I lost my mother 6 years ago. But we had that very deep, very close mother-daughter connection. My mother is frequently in my dreams. Sometimes it's fun, and it feels like we're hanging out like we always did. Sometimes I'm aware (or almost aware) that it's a dream, that it feels weird to be in a dream situation and say to someone, "Let's ask Mom" and Mom is there to answer. During those times, when I'm aware that Mom isn't really around to answer the mundane questions anymore, I can go one of two ways. Either I'm aware on some level that it's just a dream, but I'm enjoying having my mother back, so I keep dreaming. The other option is that I get a little desperate and try to change the moment because I feel like I have to catch up with her on all the things in my life. I have so much I wish I could tell her.
Sometimes, (and this is the part that I think people would laugh at me if they knew) my mom is in my dreams in an advisory capacity. Seriously. Ever since she died, whenever it's been something really hard or big or painful or scary or significant in my life, in my dreams, my mom has weighed in. She has sometimes told me not to worry, sometimes she does something or shows me something that makes me realize the way things will work out.
Now on some level, I'm going with the fact that we had a deep bond. They say that when someone dies, they're always in your heart. Probably my dreams of my mom are the part of my heart that carries her around. Probably when I'm stressed out and missing my mom and wondering what I should do about something, rather than actually hearing from her, I know what she would have said. Probably.
However, since we've been matched, I haven't heard from my mom. AT ALL. No ghost dream, no dream about baby, nothing. Not even a flash of her. I'm a little bit freaking out, because where could she be? I've always dreamed her when I've needed her, and for the last 2 months, I really thought I've needed her. This is the first time in 6 years that I've wanted her and needed her and she's been silent. So all this time, I've been stressed that maybe this match is doomed to fail. Because she's never been silent on something when I really need her advice. I've never gone 2 whole months without dreaming of her. But where could she be?
I also kind of believe in signs and things from God, the universe, whatever. Sometimes things just seem too right to be a coincidence.
Yesterday for the first time, I think I heard from my mom about this adoption. I think it's going to be OK and I think my mom told me. (And I know that I sound crazy saying it.) Yesterday was kind of a weird day, (actually, all my days are weird these days) and I went to my regular grocery store. They didn't have what I wanted, I was feeling kind of aimless, so I went to the faraway store. The one with the animated characters that sing songs and do shows. Just as I pulled into the parking lot at the faraway store, my cell phone rang.
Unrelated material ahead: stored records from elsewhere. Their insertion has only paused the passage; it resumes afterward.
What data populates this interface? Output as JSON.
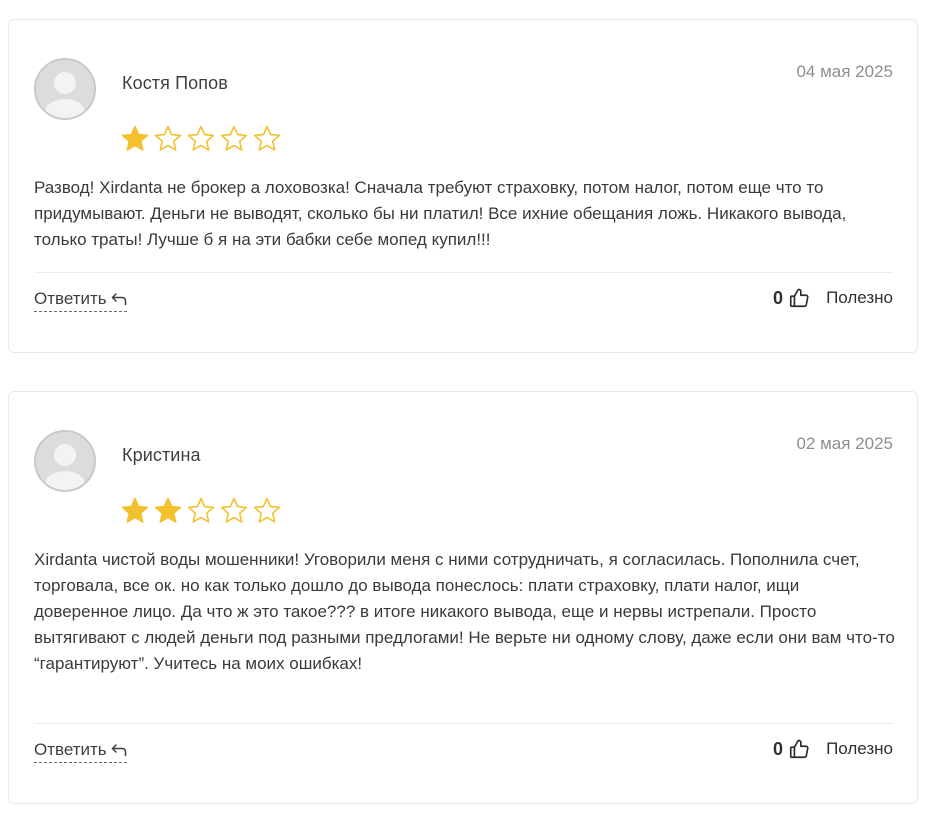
{
  "reviews": [
    {
      "author": "Костя Попов",
      "date": "04 мая 2025",
      "rating": 1,
      "max_rating": 5,
      "text": "Развод! Xirdanta не брокер а лоховозка! Сначала требуют страховку, потом налог, потом еще что то придумывают. Деньги не выводят, сколько бы ни платил! Все ихние обещания ложь. Никакого вывода, только траты! Лучше б я на эти бабки себе мопед купил!!!",
      "reply_label": "Ответить",
      "likes": "0",
      "helpful_label": "Полезно"
    },
    {
      "author": "Кристина",
      "date": "02 мая 2025",
      "rating": 2,
      "max_rating": 5,
      "text": "Xirdanta чистой воды мошенники! Уговорили меня с ними сотрудничать, я согласилась. Пополнила счет, торговала, все ок. но как только дошло до вывода понеслось: плати страховку, плати налог, ищи доверенное лицо. Да что ж это такое??? в итоге никакого вывода, еще и нервы истрепали. Просто вытягивают с людей деньги под разными предлогами! Не верьте ни одному слову, даже если они вам что-то “гарантируют”. Учитесь на моих ошибках!",
      "reply_label": "Ответить",
      "likes": "0",
      "helpful_label": "Полезно"
    }
  ],
  "icons": {
    "avatar": "user-avatar-placeholder",
    "star": "star-icon",
    "reply": "reply-arrow-icon",
    "like": "thumbs-up-icon"
  },
  "colors": {
    "star_filled": "#F2C12E",
    "star_empty_outline": "#F2C12E",
    "card_border": "#E9E9E9",
    "date_text": "#8E8E8E",
    "body_text": "#3A3A3A"
  }
}
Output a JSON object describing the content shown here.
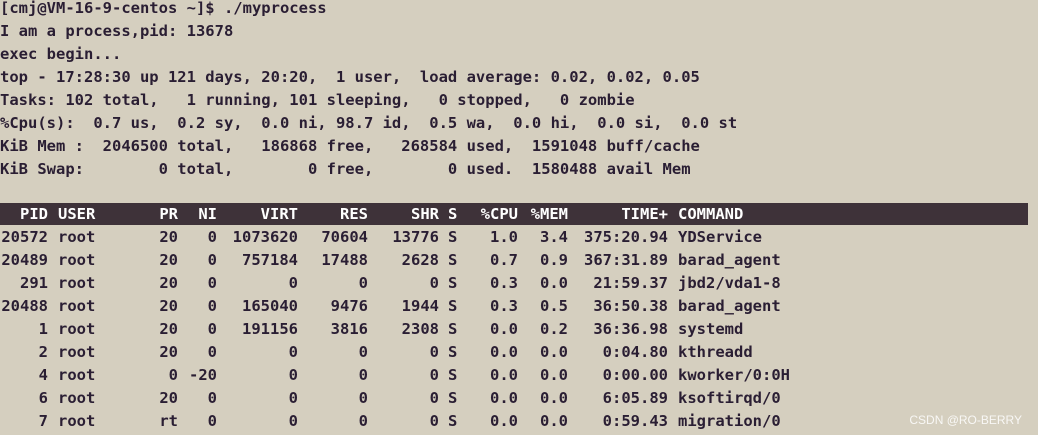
{
  "terminal": {
    "prompt_line": "[cmj@VM-16-9-centos ~]$ ./myprocess",
    "output": [
      "I am a process,pid: 13678",
      "exec begin..."
    ],
    "summary": [
      "top - 17:28:30 up 121 days, 20:20,  1 user,  load average: 0.02, 0.02, 0.05",
      "Tasks: 102 total,   1 running, 101 sleeping,   0 stopped,   0 zombie",
      "%Cpu(s):  0.7 us,  0.2 sy,  0.0 ni, 98.7 id,  0.5 wa,  0.0 hi,  0.0 si,  0.0 st",
      "KiB Mem :  2046500 total,   186868 free,   268584 used,  1591048 buff/cache",
      "KiB Swap:        0 total,        0 free,        0 used.  1580488 avail Mem"
    ]
  },
  "table": {
    "headers": [
      "PID",
      "USER",
      "PR",
      "NI",
      "VIRT",
      "RES",
      "SHR",
      "S",
      "%CPU",
      "%MEM",
      "TIME+",
      "COMMAND"
    ],
    "rows": [
      [
        "20572",
        "root",
        "20",
        "0",
        "1073620",
        "70604",
        "13776",
        "S",
        "1.0",
        "3.4",
        "375:20.94",
        "YDService"
      ],
      [
        "20489",
        "root",
        "20",
        "0",
        "757184",
        "17488",
        "2628",
        "S",
        "0.7",
        "0.9",
        "367:31.89",
        "barad_agent"
      ],
      [
        "291",
        "root",
        "20",
        "0",
        "0",
        "0",
        "0",
        "S",
        "0.3",
        "0.0",
        "21:59.37",
        "jbd2/vda1-8"
      ],
      [
        "20488",
        "root",
        "20",
        "0",
        "165040",
        "9476",
        "1944",
        "S",
        "0.3",
        "0.5",
        "36:50.38",
        "barad_agent"
      ],
      [
        "1",
        "root",
        "20",
        "0",
        "191156",
        "3816",
        "2308",
        "S",
        "0.0",
        "0.2",
        "36:36.98",
        "systemd"
      ],
      [
        "2",
        "root",
        "20",
        "0",
        "0",
        "0",
        "0",
        "S",
        "0.0",
        "0.0",
        "0:04.80",
        "kthreadd"
      ],
      [
        "4",
        "root",
        "0",
        "-20",
        "0",
        "0",
        "0",
        "S",
        "0.0",
        "0.0",
        "0:00.00",
        "kworker/0:0H"
      ],
      [
        "6",
        "root",
        "20",
        "0",
        "0",
        "0",
        "0",
        "S",
        "0.0",
        "0.0",
        "6:05.89",
        "ksoftirqd/0"
      ],
      [
        "7",
        "root",
        "rt",
        "0",
        "0",
        "0",
        "0",
        "S",
        "0.0",
        "0.0",
        "0:59.43",
        "migration/0"
      ]
    ]
  },
  "watermark": "CSDN @RO-BERRY",
  "colors": {
    "background": "#d5cfbf",
    "text": "#2a1e33",
    "header_bar": "#3e3239",
    "header_text": "#ffffff"
  }
}
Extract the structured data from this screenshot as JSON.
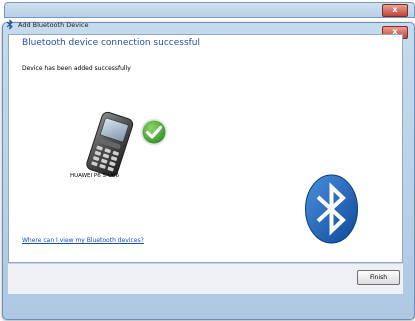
{
  "background_window": {
    "close_label": "x"
  },
  "dialog": {
    "title": "Add Bluetooth Device",
    "close_label": "x",
    "heading": "Bluetooth device connection successful",
    "message": "Device has been added successfully",
    "device_name": "HUAWEI P6 S-U06",
    "help_link": "Where can I view my Bluetooth devices?",
    "finish_label": "Finish"
  },
  "icons": [
    "bluetooth-title-icon",
    "phone-icon",
    "success-check-icon",
    "bluetooth-logo-icon"
  ],
  "colors": {
    "heading": "#1f4e9e",
    "link": "#1a4fa8",
    "check_green": "#3a9a2a",
    "bluetooth_blue": "#1b63b8"
  }
}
It was our social worker calling with an update. Basically a "no new news" update, but I'm just happy she called!
After we got off the phone, I started to whirl around in my mind all the possibilities of what may happen in the next few days. I had that knot in the pit of my stomach. These parents may not sign TPR. I started to feel stressed. Suddenly, some of the animated characters in the store were doing a show. They were singing my favorite song as a little kid that my mom used to sing to me all the time. As I got older, she still always used to sing it to me. One year for Christmas, I downloaded as many versions of the song as I could find. I made her an entire CD of this one song, like 20 different versions. It was a meaningful song for us, and not one you hear all the time. Not one I've ever heard played at this store.
Of course, I heard the song, felt like it was from my mom and broke down in the dairy department. Sigh. But the better news is that it felt like a hug from my mom. Reassurance and an "it'll be OK," which is exactly what I need.
Am I seeing things that are not there? Probably. I just liked the idea of finally hearing from her. That and I miss her hugs, so I have to take them as they come these days, even if it's from an animated robot singing a favorite song in the dairy department.